Dyslexic children present a series of common characteristics that manifest in their way of reacting, their personality and school performances. Even though all children are different and not all of them present all the characteristics, they still have many of them in common.

Dyslexia is a special learning disability, whose symptoms change as the child grows and develops. From as early as the preschool stage, it is possible to notice small details that could make us suspect that a child is dyslexic. Between ages 6 and 11, the symptoms are more obvious, or, at least, better known. From the age of 12, learning disorders become more clear.

For a child to be dyslexic, he doesn’t need to show all the symptoms described below. At the same time, it doesn’t mean he is dyslexic for only showing one of them.

Characteristics at personal level:

Lack of attention. Due to the great intellectual focus he must sustain in order to overcome his characteristic difficulties of perception, the child will present a high level of fatigue, which will result in variable attention. Thus, acquiring literacy will require a great effort on their part if they are not interested and they find no intrinsic motivation that could attract their attention.
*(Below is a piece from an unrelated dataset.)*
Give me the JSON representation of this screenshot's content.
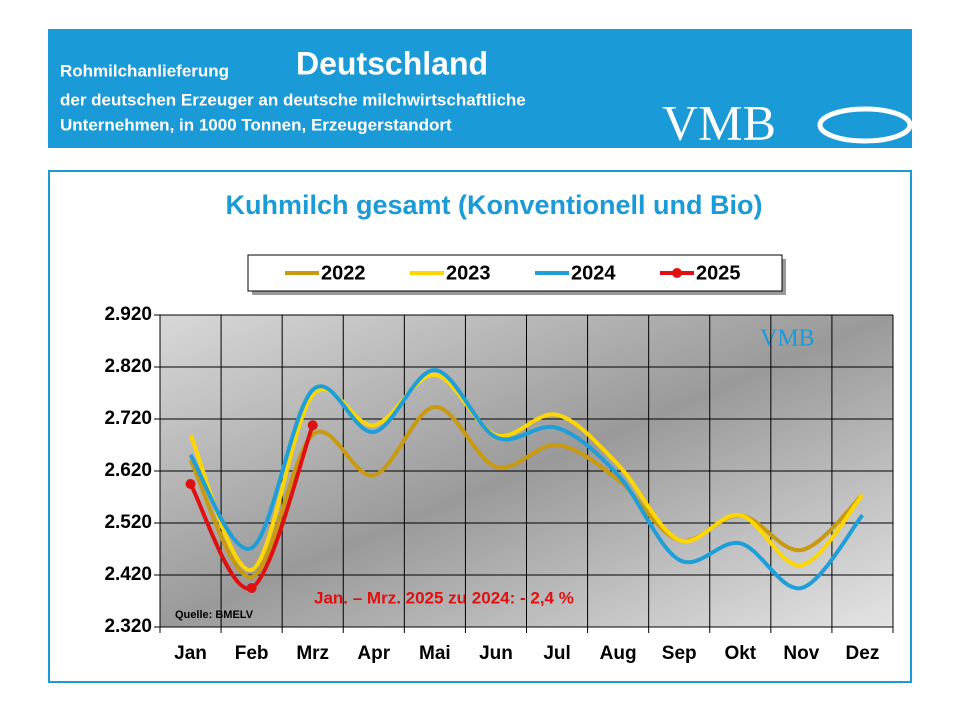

Lack of interest for learning. His school grades and general performance are usually low, which causes demotivation and low self-esteem for the student. Some children may be very hard-working, and they still won’t see any result to their efforts. This will often make them become uninterested, work less and eventually fall behind.

Personal maladjustment. Sometimes we find dyslexic students showing features that denote an emotional imbalance; these features include low self-esteem and behavioral problems, even violence.

A feeling of insecurity and obstinacy.